Grindr seeks growth reset by moving beyond its hookup app roots

CEO George Arison hopes new travel and networking features can expand its appeal

By Anna Mutoh, Harriet Clarfet, and James Fontanella-Kahn, published: Financial Times, Mar 5, 2024

Grindr has been outperforming dating app peers Match Group and Bumble following its restructuring © Getty Images

Grindr, the company behind the gay dating app of the same name, has had a tumultuous ride since going public through a merger with a special purpose acquisition company in November 2022.

Its shares, which leapt more than 300 per cent that day, have since dropped three-quarters, while nearly half of its employees left after it introduced a forced relocation policy, and heavy severance and loan costs deepened its losses.

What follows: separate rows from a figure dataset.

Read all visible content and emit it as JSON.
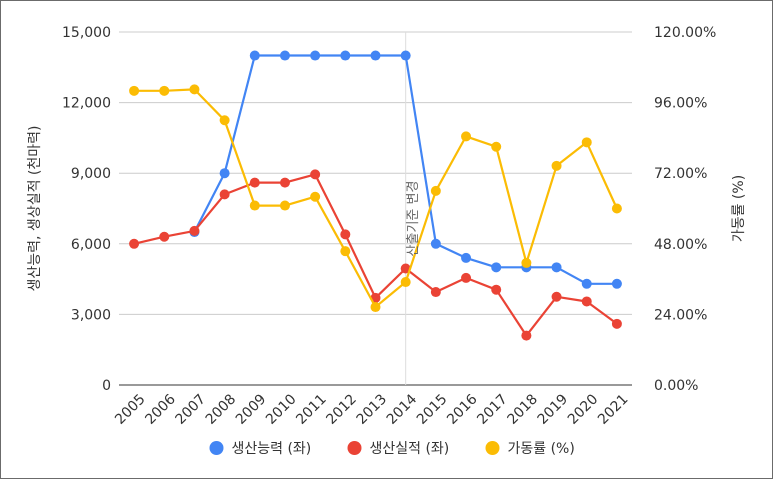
{
  "chart_data": {
    "type": "line",
    "categories": [
      "2005",
      "2006",
      "2007",
      "2008",
      "2009",
      "2010",
      "2011",
      "2012",
      "2013",
      "2014",
      "2015",
      "2016",
      "2017",
      "2018",
      "2019",
      "2020",
      "2021"
    ],
    "series": [
      {
        "name": "생산능력 (좌)",
        "axis": "left",
        "color": "#4285f4",
        "values": [
          null,
          null,
          6500,
          9000,
          14000,
          14000,
          14000,
          14000,
          14000,
          14000,
          6000,
          5400,
          5000,
          5000,
          5000,
          4300,
          4300
        ]
      },
      {
        "name": "생산실적 (좌)",
        "axis": "left",
        "color": "#ea4335",
        "values": [
          6000,
          6300,
          6550,
          8100,
          8600,
          8600,
          8950,
          6400,
          3700,
          4950,
          3950,
          4550,
          4050,
          2100,
          3750,
          3550,
          2600
        ]
      },
      {
        "name": "가동률 (%)",
        "axis": "right",
        "color": "#fbbc04",
        "values": [
          100,
          100,
          100.5,
          90,
          61,
          61,
          64,
          45.5,
          26.5,
          35,
          66,
          84.5,
          81,
          41.5,
          74.5,
          82.5,
          60
        ]
      }
    ],
    "ylabel": "생산능력, 생상실적 (천마력)",
    "y2label": "가동률 (%)",
    "ylim": [
      0,
      15000
    ],
    "y2lim": [
      0,
      120
    ],
    "yticks": [
      "0",
      "3,000",
      "6,000",
      "9,000",
      "12,000",
      "15,000"
    ],
    "y2ticks": [
      "0.00%",
      "24.00%",
      "48.00%",
      "72.00%",
      "96.00%",
      "120.00%"
    ],
    "annotation": {
      "text": "산출기준 변경",
      "at": "2014"
    },
    "grid": true,
    "legend": "bottom"
  }
}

Even so, George Arison, Grindr’s chief executive for the past 16 months, claims to be more upbeat about its prospects than when he was approached to run it.

The Georgian-American tech entrepreneur is betting Grindr can broaden its appeal and boost its revenues with new features focused on long-term dating, travel and professional networking. A founder of the taxi app now known as Curb and used car marketplace Shift, Arison points to Uber as a model, citing its expansion into services such as food delivery. 

There are early signs that Arison is persuading investors. Grindr’s stock has rallied almost two-fifths since its third-quarter earnings announcement in November, boosted by news that month that the company had completed a $350mn debt restructuring, alleviating its high borrowing costs.

Grindr has been outperforming dating app rivals Match Group and Bumble following its restructuring. Bumble last week has also announced a restructuring plan that will cut about 30 per cent of its workforce.

But some users remain doubtful about Grindr’s ability to transcend its reputation as a platform for casual “hookups”, sharpening the focus on Arison’s growth strategy as the company prepares to release full-year results on March 7.

In an interview with the Financial Times, Arison said Grindr could begin generating more revenue by charging extra for functions in the app, some of which its subscribers are already using for free. 

Other dating app groups are making their own attempts to squeeze more money out of users looking for love. Last autumn, Match’s Tinder launched an invitation-only premium membership worth $499 a month.

Among the features Grindr intends to add to its platform is an “à la carte” payment option for travel services, Arison said, highlighting its users’ strong interest in travelling to events such as Aspen Gay Ski Week and New Year's Eve in Rio de Janeiro.

One such service Grindr is testing is Teleport, a feature that lets users place their profile in a new location for an hour to connect with others ahead of a trip.

Arison also points to a survey Grindr conducted last year that found that while 88 per cent used the app for casual interactions, roughly half said they also used it for dating and long-term relationships. 

The latter number had “increased dramatically over the years”, said Arison, partly attributing it to cultural changes since the US Supreme Court legalised same-sex marriage in 2015. “There is a huge opportunity to build both free and paid features that support these use cases,” he said. 

Arison is reluctant, however, to define his vision as the creation of a “gay super app” — a term used at Grindr before his arrival. “There is so much that we’d have to do in the next two years, that focusing on [a super app] probably would be a distraction,” he said.

Grindr’s third-quarter results, released in November, revealed that its average paying users — including for à la carte products — grew almost one-fifth year on year to 962,000, helping to drive quarterly revenues up almost two-fifths to $70.3mn. 

But the company racked up losses of $11mn over the first nine months of the year, due in part to $8mn of severance costs. Those followed an unusually strict return-to-office mandate in which Arison gave some employees a few weeks’ notice to choose between relocating to their team’s newly assigned “hub” city or a six-month severance package. 

Arison’s mandate came a fortnight after employees launched a union drive, said Quinn McGee, former Grindr product manager and union organiser who said its majority LGBTQ+ workforce wanted to ensure they kept their trans-inclusive benefits after it went public. 

Arison said he called people back to the office to improve “operational excellence”, which he thought was lacking at Grindr when he arrived.

Market participants will scan the company’s upcoming earnings for signals about how lasting the financial impact of such disruptions has been. Arison’s plans also face scrutiny from users, some of whom told the FT that they doubted Grindr’s ability to escape its image as a hookup app.

Mike, a 30-year-old from Chicago who asked that his last name not be used, said he would be interested in paying for a super app that also provided less explicitly sexual features, but Grindr’s brand was too closely associated with sex. 

“As you get older . . . you kind of want something more meaningful,” said Ayodeji Rotinwa, a 33-year-old Nigerian native who has been an on-and-off Grindr user for seven years. Even so, he said, “the belief is that you cannot find that on Grindr”. 

Others said they would be reluctant to pay Grindr more for information they can already access for free by chatting with other users.

“If you want to find out where to eat or where to go, the gays always know,” said Michael Henry, a 52-year-old Grindr user in New York City. Henry has a $39.99-per-month premium subscription and has used the app for travel information, but said he would not pay à la carte for travel tips. 

“It’s too complicated,” he said. “This is a hookup app.”